Hey… wheres my crowdfunding?!

On September 23, 2013, the SEC passed new laws allowing for general solicitation, part of an overarching goal to eventually lead to true crowdfunding.

Here’s a high-level summary of the changes, and what they mean for a startup looking to raise capital.

  1. General solicitation, while not strictly defined by the SEC, typically consists of advertising the fact that you are actively raising money for your startup in return for equity.
    1. Wait… don’t we all do this? Well, it hasn’t been technically legal. But as multiple demo days and pitch events (and social media, email blasts, and even presence on AngelList) can attest to, enforcement has been nonexistent.
  2. If you don’t want to generally solicit while fundraising, the new laws don’t change anything.
  3. If you do want to generally solicit, you’ll have to have to make reasonable efforts to ensure that anyone that invests in you is an accredited investor. Before this was a rubberstamp measure. Now, a reasonable believe consists of obtaining the investors’ tax returns, or having an accountant or lawyer verify their status as an accredited investor. You also won’t be able to take money from an unaccredited investor.

Proposed Rules

The SEC also put forth a set of proposed rules which do not go into effect for at least a year. Unfortunately, what the September 23 rules open up, the proposed rules effectively handicap.

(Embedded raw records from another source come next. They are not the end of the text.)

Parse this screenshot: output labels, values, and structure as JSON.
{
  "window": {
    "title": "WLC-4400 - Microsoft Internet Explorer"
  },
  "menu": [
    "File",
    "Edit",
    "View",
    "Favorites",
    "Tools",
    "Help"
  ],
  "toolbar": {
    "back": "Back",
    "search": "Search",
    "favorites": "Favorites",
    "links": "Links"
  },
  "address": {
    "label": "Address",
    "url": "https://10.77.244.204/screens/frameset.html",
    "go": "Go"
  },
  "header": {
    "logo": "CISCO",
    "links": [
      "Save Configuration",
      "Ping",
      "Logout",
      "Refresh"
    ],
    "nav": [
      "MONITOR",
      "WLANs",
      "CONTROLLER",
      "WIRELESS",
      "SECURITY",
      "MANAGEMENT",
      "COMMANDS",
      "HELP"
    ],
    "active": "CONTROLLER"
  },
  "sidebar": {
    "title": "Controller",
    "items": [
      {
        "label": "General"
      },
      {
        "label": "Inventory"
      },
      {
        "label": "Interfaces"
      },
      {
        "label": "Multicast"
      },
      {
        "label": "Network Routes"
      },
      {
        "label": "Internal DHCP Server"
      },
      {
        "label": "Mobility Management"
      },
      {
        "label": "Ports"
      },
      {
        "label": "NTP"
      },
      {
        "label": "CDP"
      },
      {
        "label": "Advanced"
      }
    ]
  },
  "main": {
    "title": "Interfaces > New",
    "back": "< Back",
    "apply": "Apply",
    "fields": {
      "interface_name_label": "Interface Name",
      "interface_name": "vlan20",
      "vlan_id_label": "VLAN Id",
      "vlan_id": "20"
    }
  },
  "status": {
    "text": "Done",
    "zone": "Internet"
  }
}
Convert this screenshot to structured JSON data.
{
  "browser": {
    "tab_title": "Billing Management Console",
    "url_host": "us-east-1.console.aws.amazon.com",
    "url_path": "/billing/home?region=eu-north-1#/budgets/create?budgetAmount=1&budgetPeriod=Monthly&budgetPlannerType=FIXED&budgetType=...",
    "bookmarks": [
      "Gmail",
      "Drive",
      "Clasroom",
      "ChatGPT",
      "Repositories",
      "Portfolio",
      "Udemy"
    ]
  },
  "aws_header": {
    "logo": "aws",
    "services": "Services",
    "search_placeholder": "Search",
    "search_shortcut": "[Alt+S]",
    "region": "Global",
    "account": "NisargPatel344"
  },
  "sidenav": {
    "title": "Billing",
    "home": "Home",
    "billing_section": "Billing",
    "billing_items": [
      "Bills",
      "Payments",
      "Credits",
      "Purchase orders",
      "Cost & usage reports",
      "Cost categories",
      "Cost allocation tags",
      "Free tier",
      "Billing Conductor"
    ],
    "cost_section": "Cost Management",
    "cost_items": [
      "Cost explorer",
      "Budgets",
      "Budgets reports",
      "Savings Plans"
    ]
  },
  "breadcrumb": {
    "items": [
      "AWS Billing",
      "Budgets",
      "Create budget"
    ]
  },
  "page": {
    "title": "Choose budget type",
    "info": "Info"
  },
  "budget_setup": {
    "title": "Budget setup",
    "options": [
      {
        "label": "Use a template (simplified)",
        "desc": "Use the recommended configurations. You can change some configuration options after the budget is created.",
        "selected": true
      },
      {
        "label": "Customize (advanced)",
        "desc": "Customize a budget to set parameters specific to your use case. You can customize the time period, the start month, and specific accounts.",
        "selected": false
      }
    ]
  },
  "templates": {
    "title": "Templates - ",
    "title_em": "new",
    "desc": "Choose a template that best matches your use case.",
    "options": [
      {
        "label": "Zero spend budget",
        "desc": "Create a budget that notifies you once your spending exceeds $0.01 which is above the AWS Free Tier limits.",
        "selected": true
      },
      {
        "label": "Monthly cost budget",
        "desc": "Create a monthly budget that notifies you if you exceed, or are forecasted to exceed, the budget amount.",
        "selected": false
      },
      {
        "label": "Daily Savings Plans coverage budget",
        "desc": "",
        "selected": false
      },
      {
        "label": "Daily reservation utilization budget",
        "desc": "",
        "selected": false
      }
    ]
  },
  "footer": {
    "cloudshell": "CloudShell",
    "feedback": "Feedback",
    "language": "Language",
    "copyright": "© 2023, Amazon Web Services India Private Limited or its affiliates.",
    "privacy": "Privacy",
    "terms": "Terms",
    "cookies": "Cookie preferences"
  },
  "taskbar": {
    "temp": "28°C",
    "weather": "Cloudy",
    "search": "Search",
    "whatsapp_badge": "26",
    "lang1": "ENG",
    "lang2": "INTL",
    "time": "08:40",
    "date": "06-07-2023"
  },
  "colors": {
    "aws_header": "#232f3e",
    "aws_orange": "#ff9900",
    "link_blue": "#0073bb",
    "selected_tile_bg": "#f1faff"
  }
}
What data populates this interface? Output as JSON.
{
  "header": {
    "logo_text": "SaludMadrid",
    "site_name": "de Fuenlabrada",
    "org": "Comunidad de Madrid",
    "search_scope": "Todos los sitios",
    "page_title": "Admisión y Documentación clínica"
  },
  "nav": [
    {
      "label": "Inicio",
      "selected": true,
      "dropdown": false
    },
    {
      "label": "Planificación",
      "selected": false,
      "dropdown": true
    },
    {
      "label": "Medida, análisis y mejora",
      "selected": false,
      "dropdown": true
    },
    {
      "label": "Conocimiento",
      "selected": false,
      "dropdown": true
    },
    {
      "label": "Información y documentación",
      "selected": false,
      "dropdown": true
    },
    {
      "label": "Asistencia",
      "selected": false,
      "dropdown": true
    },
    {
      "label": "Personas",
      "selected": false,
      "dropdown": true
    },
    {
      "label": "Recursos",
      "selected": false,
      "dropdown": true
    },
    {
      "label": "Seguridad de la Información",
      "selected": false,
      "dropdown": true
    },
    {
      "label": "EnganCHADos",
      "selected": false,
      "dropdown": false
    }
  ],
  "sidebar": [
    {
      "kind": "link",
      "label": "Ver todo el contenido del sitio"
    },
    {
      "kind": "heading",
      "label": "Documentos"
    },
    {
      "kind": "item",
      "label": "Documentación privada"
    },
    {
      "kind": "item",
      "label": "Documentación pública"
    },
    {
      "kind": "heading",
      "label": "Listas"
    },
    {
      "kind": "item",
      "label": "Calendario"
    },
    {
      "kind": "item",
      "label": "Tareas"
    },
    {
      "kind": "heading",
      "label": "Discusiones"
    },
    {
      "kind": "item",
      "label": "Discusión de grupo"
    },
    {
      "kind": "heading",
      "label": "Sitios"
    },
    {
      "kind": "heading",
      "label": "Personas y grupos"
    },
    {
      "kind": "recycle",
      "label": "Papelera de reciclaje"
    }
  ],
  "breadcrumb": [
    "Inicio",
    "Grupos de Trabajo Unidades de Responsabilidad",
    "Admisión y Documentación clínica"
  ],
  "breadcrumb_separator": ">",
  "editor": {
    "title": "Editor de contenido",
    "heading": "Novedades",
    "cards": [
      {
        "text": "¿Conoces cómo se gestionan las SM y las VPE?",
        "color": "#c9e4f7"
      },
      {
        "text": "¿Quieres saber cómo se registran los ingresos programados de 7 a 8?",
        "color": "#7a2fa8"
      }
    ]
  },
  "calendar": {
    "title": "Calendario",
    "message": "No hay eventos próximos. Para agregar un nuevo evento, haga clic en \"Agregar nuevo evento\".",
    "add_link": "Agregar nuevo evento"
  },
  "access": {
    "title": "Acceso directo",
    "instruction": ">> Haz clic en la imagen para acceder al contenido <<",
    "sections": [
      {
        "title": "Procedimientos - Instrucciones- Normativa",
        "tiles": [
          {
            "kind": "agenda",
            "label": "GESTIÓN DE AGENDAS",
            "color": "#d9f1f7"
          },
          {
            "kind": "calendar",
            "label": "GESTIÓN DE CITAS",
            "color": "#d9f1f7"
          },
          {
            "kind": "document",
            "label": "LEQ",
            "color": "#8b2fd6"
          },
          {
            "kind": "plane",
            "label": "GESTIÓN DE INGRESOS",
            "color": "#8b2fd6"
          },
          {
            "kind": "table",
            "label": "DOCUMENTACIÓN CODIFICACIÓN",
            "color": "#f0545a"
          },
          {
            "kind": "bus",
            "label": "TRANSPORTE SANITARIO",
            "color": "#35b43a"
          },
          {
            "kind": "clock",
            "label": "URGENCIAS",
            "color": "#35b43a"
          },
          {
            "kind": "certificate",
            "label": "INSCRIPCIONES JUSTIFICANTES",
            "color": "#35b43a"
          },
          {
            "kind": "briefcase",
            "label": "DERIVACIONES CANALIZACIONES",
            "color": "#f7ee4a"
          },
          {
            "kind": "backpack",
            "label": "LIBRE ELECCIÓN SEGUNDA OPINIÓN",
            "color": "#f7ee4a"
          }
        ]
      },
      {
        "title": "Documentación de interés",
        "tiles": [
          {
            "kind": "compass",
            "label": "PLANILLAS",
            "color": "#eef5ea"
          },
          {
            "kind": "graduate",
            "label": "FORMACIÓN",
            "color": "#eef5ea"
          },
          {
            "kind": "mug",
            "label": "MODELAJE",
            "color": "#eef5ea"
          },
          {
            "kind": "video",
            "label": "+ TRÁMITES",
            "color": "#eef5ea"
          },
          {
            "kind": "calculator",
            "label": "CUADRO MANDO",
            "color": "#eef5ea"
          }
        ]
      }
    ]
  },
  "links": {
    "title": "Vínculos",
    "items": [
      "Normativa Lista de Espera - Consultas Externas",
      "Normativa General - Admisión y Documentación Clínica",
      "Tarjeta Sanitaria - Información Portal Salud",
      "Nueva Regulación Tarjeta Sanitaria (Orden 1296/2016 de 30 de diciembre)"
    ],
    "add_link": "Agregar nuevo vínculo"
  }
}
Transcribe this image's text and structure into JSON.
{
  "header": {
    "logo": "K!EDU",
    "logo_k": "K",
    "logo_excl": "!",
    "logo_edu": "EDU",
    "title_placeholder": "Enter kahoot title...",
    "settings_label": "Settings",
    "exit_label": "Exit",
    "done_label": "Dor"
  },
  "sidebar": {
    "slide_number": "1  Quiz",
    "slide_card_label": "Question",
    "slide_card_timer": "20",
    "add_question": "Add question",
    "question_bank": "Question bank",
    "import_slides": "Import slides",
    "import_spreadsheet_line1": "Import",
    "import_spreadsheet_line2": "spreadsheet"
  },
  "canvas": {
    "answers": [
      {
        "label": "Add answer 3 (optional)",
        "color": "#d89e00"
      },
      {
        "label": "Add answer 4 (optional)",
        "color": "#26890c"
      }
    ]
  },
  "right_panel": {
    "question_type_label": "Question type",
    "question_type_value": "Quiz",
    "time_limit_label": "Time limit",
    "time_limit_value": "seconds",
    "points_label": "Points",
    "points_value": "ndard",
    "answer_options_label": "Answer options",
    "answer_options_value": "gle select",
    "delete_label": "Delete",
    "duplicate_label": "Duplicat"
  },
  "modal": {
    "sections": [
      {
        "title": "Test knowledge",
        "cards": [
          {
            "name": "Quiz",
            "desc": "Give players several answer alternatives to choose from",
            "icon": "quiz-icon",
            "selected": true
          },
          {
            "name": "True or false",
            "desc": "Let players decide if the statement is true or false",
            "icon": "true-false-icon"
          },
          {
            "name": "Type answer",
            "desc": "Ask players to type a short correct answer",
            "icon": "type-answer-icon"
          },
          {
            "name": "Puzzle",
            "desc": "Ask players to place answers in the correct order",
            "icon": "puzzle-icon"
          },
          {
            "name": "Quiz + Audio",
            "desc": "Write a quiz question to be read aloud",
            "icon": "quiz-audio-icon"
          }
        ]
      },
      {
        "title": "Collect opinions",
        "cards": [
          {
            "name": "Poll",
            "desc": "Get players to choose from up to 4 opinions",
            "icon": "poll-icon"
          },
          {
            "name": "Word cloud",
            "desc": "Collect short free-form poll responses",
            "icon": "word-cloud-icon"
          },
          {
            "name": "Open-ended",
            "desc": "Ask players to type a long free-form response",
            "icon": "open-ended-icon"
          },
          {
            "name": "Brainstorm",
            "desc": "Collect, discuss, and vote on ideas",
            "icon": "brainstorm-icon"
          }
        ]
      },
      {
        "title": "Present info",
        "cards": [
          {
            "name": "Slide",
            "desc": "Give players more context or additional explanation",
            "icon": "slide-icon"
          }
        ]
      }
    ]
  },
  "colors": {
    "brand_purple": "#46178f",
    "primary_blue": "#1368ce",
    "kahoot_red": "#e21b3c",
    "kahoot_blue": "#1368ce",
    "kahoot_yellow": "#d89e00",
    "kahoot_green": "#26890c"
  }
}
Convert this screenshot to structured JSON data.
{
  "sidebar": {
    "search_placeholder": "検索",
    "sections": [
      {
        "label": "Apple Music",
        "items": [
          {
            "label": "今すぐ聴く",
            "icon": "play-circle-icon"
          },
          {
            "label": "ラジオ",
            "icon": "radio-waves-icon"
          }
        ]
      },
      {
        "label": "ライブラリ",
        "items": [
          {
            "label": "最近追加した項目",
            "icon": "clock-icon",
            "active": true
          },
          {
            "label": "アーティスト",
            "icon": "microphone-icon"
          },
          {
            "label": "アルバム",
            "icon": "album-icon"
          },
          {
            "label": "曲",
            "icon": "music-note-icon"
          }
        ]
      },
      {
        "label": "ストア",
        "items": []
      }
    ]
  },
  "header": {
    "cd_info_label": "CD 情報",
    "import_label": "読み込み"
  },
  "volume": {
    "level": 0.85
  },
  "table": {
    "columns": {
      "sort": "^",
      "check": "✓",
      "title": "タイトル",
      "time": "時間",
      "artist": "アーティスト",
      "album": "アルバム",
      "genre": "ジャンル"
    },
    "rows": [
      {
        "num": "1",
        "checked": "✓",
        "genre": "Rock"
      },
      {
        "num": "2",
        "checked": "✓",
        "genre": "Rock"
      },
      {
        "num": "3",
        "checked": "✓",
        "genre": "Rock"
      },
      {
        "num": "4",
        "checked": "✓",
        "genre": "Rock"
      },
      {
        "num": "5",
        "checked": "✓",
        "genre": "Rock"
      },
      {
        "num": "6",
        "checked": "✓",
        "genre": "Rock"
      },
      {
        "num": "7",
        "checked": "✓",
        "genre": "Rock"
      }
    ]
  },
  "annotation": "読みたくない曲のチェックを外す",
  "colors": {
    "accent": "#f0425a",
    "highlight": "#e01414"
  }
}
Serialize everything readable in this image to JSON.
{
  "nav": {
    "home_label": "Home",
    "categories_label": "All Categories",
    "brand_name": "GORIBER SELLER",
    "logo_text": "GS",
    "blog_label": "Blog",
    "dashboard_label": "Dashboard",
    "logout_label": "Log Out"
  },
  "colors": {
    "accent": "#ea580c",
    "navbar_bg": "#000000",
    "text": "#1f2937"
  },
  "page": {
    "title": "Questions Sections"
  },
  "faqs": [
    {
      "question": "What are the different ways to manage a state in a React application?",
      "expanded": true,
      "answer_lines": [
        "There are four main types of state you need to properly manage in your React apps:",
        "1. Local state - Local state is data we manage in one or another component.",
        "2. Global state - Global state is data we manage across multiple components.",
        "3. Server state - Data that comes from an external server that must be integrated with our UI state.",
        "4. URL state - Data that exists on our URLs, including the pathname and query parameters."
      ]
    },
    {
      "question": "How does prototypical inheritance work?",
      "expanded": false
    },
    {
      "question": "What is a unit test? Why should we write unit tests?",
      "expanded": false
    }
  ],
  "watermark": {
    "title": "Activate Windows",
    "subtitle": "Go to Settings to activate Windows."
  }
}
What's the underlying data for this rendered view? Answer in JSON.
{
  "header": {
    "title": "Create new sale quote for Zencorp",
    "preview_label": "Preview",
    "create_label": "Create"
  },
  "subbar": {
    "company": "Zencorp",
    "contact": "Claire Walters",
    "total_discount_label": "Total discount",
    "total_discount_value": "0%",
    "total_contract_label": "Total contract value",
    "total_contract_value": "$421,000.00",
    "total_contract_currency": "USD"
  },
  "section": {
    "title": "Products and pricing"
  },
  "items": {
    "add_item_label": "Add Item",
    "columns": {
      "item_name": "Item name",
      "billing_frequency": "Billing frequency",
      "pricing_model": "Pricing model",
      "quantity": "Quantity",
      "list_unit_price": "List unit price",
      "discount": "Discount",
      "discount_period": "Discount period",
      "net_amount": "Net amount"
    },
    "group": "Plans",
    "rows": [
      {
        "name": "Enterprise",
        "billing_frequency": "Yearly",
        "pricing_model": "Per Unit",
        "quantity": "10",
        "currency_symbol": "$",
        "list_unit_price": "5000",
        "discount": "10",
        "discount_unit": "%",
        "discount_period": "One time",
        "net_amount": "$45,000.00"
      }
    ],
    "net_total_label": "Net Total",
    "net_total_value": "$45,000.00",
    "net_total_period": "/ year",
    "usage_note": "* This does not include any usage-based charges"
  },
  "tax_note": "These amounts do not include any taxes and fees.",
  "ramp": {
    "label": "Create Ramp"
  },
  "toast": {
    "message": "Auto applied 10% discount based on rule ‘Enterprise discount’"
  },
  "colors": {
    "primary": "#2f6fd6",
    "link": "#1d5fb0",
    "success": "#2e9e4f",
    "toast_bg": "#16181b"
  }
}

  1. Startups will have to file an Advance Form D 15 days before generally soliciting.
  2. Startups will have to file all general solicitation materials with the SEC before using it, and any time it changes.
  3. Startups will have to file a terminating amendment to the Form D after the investment is done.
  4. The penalties are harsh – if a startup does not comply, with the startup and the investors can be banned from fundraising for one year. This can be a death sentence for many companies.

Guidelines to follow

  1. Make a firm decision on whether or not to utilize general solicitation. Half-measures will just lead to headaches for you and your investor.
  2. If you aren’t going to generally solicit, remove all investment information from your pitch materials, and be mindful of what you say to media.
  3. If you do generally solicit, enlist an accountant or lawyer to run due diligence and verify your investors’ status. The compliance is in the verification itself, not whether the investor is actually accredited.
  4. If you generally solicit, forget about attempting a friends and family round (unless of course, your circle of acquaintances has done extremely well for itself).
  5. Remember that even if you are generally soliciting, it’s still a business decision on how much information to disclose about your startup.